The paper published a personal account of Uri Simhoni, an operations officer in the northern command in 1973, as he recalled testifying before the commission.

Simhoni claimed the commission was not interested in his version of events. Instead, the panel directed him to answer specific questions that would confirm the impressions they had already formed.

The commission’s conclusions ignored policy failures and the “excessive overconfidence” of the government that led to Israel’s unpreparedness, the Ma’ariv article said. “If we don’t recognize these mistakes, we will repeat them again.”

After Yom Kippur ended this week, Agriculture Minister Rafael Eitan publicly backed Ma’ariv’s campaign and pledged to raise the issue in the Cabinet.

Some bereaved parents who participated in memorial ceremonies this year also voiced support.

Along with Ma’ariv, the Israeli daily Yediot Achronot directed considerable criticism at Meir.

Yediot reported that Meir had considered suicide during the most difficult hours of the war.

Both papers reminded readers of a secret meeting involving Jordan’s King Hussein and Meir less than two weeks before the war broke out, in which the monarch is believed to have explicitly warned Meir that war was imminent.

Ma’ariv also published “The Unforgiven,” a damning account of Meir’s leadership of the country before and during the war by veteran journalist Amnon Dankner.

In the introduction to the article, Meir is branded “the stubborn aged woman from Milwaukee” who “blinded us from seeing the storm clouds warning of the Yom Kippur War.”

In a separate article, the newspaper questioned whether Israeli intelligence has learned the lessons of the war.

Journalist Oded Granot argued that the army has made some important changes since 1973 by establishing additional intelligence units with the explicit goal of “balancing” analyses — providing every possible angle to ensure that Israel does not succumb to a false “conceptzia” again.

But in the years since the Agranat report, argued Granot, military intelligence has also been driven by a desire to cover itself in the event of a breakdown.

It therefore provides less decisive recommendations and prefers to package reports in vague terms.

For example, he wrote, in February 1998 intelligence predicted a “low probability” that Iraqi leader Saddam Hussein would launch missiles at Israel as the Gulf crisis intensified.

But intelligence also warned of a high probability that Saddam would launch missiles if he felt desperate.

Under such conditions, explained Granot, more and more “raw” intelligence material is being funneled directly to the prime minister, who is expected to make the final assessments.

But the premier is often overwhelmed by the mass of paper.

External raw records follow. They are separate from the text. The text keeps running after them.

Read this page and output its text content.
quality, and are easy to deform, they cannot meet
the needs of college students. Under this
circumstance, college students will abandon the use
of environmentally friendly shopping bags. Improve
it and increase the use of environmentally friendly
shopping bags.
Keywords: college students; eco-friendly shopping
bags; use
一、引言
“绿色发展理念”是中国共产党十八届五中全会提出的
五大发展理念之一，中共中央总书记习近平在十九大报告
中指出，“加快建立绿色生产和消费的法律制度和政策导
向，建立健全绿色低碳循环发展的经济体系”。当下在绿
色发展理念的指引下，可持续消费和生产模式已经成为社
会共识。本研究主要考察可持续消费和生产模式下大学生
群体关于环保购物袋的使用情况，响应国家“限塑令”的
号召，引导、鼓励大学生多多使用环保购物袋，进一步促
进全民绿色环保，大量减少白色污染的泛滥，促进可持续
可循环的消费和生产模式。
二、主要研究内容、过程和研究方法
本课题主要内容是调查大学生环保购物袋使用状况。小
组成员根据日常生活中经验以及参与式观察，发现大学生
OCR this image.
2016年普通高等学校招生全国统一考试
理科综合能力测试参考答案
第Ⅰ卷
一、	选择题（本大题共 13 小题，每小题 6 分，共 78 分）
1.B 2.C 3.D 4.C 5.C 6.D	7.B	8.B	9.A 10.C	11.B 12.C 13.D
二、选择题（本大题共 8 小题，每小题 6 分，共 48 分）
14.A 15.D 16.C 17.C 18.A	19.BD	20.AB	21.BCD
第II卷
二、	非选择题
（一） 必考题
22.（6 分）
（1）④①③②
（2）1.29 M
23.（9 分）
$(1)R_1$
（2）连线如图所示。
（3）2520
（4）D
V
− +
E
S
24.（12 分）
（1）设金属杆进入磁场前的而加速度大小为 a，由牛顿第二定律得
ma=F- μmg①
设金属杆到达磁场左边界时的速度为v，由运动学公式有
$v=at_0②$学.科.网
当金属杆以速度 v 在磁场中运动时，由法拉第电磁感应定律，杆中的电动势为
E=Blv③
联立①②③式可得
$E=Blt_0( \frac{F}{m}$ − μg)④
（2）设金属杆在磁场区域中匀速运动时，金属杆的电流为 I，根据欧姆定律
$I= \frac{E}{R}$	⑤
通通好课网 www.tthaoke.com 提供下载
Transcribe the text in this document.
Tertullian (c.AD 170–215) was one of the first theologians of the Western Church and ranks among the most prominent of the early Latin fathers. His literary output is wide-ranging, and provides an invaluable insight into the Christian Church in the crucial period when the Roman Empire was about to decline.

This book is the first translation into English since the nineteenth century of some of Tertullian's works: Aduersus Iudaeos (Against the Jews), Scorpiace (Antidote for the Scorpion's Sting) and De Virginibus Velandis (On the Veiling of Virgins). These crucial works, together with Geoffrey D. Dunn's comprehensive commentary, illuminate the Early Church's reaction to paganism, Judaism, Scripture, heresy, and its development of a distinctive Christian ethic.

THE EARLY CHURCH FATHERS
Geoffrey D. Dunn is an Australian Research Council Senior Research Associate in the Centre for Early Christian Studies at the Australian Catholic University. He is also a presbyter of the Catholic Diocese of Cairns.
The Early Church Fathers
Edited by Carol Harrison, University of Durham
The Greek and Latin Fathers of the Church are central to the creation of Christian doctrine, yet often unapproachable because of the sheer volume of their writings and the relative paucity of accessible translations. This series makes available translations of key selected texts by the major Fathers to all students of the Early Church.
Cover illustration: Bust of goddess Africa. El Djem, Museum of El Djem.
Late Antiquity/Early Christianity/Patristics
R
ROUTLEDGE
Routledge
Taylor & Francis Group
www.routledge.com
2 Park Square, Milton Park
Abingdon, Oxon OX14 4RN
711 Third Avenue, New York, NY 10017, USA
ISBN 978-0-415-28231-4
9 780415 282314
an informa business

This is why the Agranat Commission — and the Ciechanover Commission on the failed Mossad assassination of a Hamas official in Jordan last October — recommended setting up a national security council to advise the prime minister.

This has not yet been done.

Whether or not the lessons have been learned, one thing is clear from the Yom Kippur debate: the war led to profound changes in Israeli society and government.

The war ushered in the first-ever ousting of a Labor-led government by the Likud, led in 1977 by Menachem Begin.

The lost authority of the political center led to a culture of sharp criticism from the left and settlement building from the right, according to a Yediot article entitled the “collapse of Israeli-ism.”

Author Nissim Calderon argued that the demise of Labor leaders who were widely credited with leading the country during its first difficult 25 years dealt a painful blow to Israel.

Israelis “lost the feeling that they control their actions,” he said, explaining that the trauma was not just military.

“It was a blow to the very definition of being Israeli,” wrote Calderon. The war made Israelis passive, or at least, incapable of solving problems because of a constant deadlock on every issue.

He added that this is illustrated in the inability to make peace with the Arab world or to heal domestic rifts.

“Until 1973, we saw ourselves as active people. After 1973 we found our hands tied. Or rather, our hands weren’t tied, they did plenty, but our actions canceled each other out and nothing important has happened since.”